Another man, carpenter Ron Mass, 40, was seen running up a long dirt driveway toward the road. He was burnt so badly that flesh was hanging from his limbs, Goodwin said. He was stopped and treated by paramedics, and when firefighters found a spot for a helicopter to land, both burned men were airlifted to the Sherman Oaks Hospital Burn Center.
A day later, as the sun was rising over the Santa Monica Mountains, the men from Station 69 returned to Ground Zero, as had some residents who sneaked past police barriers and warily drove by to see if their homes had survived the night.
All was quiet, save for the chattering of a few helicopters in the distance and some birds heading back to charred nests. There were some jack rabbits, but most lay dead and burned along the many fire roads off Deer Creek Ranch.
As the motorists passed, they looked mournfully down the canyons and toward far-off flames. But for a few brief moments, the firefighters of Station 69 rested against their trucks, and looked in the other direction, uphill and to the east, up to where they first saw the fire.
The path of the blaze had left an ever-widening V-shaped imprint of blackened earth. But on the edges, some spots remained untouched.
“We felt very, very helpless,” Johnson recalled, shaking his head slowly. “We’re here to stop these things. And we prepare and prepare and prepare all year long. But it was all just too much.”
Investigators also returned to the area to look for clues, while sheriff’s deputies searched for looters.
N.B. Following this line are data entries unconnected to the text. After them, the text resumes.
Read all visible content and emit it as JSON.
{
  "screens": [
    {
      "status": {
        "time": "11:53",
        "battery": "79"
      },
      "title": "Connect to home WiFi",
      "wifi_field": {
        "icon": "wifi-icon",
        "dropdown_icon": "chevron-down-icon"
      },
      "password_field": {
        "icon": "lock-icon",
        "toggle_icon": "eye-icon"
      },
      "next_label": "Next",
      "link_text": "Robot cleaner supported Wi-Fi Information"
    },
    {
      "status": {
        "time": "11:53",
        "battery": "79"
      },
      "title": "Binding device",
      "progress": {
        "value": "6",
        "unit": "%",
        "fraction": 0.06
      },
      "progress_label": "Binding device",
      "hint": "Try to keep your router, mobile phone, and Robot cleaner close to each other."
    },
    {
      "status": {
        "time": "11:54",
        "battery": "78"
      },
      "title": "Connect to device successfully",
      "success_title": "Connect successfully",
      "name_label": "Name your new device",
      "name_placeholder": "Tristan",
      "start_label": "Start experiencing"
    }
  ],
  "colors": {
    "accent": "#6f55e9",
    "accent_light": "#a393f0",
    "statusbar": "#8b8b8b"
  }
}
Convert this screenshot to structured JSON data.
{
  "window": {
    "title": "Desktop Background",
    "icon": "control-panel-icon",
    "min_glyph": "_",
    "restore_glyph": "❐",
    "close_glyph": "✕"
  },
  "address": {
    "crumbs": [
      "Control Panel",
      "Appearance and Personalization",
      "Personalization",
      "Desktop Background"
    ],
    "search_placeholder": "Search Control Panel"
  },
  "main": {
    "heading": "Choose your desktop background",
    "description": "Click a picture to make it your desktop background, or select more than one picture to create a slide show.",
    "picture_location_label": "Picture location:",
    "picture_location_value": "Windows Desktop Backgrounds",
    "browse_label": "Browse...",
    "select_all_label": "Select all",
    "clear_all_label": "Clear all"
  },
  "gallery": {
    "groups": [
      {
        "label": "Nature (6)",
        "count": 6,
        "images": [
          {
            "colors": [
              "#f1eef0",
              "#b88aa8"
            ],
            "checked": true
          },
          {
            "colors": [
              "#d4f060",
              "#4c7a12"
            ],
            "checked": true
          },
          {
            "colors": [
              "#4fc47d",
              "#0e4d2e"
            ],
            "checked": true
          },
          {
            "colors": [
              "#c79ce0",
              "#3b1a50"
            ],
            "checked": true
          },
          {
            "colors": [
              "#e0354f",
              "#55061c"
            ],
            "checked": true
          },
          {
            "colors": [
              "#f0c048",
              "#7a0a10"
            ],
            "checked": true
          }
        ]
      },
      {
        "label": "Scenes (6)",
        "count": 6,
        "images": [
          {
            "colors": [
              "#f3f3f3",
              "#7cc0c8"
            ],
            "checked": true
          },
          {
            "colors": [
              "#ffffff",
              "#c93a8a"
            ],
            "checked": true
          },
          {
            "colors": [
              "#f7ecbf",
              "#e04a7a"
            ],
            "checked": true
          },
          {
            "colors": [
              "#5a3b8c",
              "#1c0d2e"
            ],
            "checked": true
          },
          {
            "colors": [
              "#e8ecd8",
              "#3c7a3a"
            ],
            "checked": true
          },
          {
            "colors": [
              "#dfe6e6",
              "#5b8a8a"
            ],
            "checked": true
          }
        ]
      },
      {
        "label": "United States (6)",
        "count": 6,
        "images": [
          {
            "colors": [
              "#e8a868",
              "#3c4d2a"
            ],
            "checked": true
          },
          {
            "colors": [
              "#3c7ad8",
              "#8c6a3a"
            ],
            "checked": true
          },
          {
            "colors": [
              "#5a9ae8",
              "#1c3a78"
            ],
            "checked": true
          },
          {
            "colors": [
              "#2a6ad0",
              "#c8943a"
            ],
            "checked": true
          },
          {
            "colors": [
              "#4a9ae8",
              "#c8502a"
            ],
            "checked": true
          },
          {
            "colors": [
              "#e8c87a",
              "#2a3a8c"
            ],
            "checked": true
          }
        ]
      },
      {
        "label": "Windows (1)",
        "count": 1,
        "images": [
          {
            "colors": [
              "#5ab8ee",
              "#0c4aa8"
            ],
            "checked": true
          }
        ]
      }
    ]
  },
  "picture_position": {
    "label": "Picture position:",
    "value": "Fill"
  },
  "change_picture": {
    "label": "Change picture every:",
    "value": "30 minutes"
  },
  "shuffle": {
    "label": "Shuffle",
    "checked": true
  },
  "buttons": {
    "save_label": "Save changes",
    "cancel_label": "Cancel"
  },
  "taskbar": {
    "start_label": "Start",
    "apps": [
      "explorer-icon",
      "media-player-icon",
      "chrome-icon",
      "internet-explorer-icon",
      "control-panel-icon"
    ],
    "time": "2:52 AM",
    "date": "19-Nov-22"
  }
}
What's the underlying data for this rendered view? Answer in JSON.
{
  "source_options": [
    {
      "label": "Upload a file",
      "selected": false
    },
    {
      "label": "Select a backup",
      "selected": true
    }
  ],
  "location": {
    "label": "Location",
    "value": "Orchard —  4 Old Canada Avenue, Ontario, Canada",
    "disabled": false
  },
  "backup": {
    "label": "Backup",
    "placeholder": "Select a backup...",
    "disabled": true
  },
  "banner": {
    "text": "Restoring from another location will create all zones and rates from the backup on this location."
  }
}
One carried water to the house where Gibbins lived; his beloved cat was burned and under the house, afraid to come out. Others looked around, and one whistled at the stark and smoking landscape. “It looks like a bombing,” said Deputy Ernest Bedoya.
For the firefighters who returned, they were saddened but believed that they had been right to turn away from the flames, however briefly, to help Gibbins and Mass.
“You do what you can,” one of Johnson’s men said softly. “We’re only human.”
Duncan Gibbins was only human too. Late Wednesday, he died.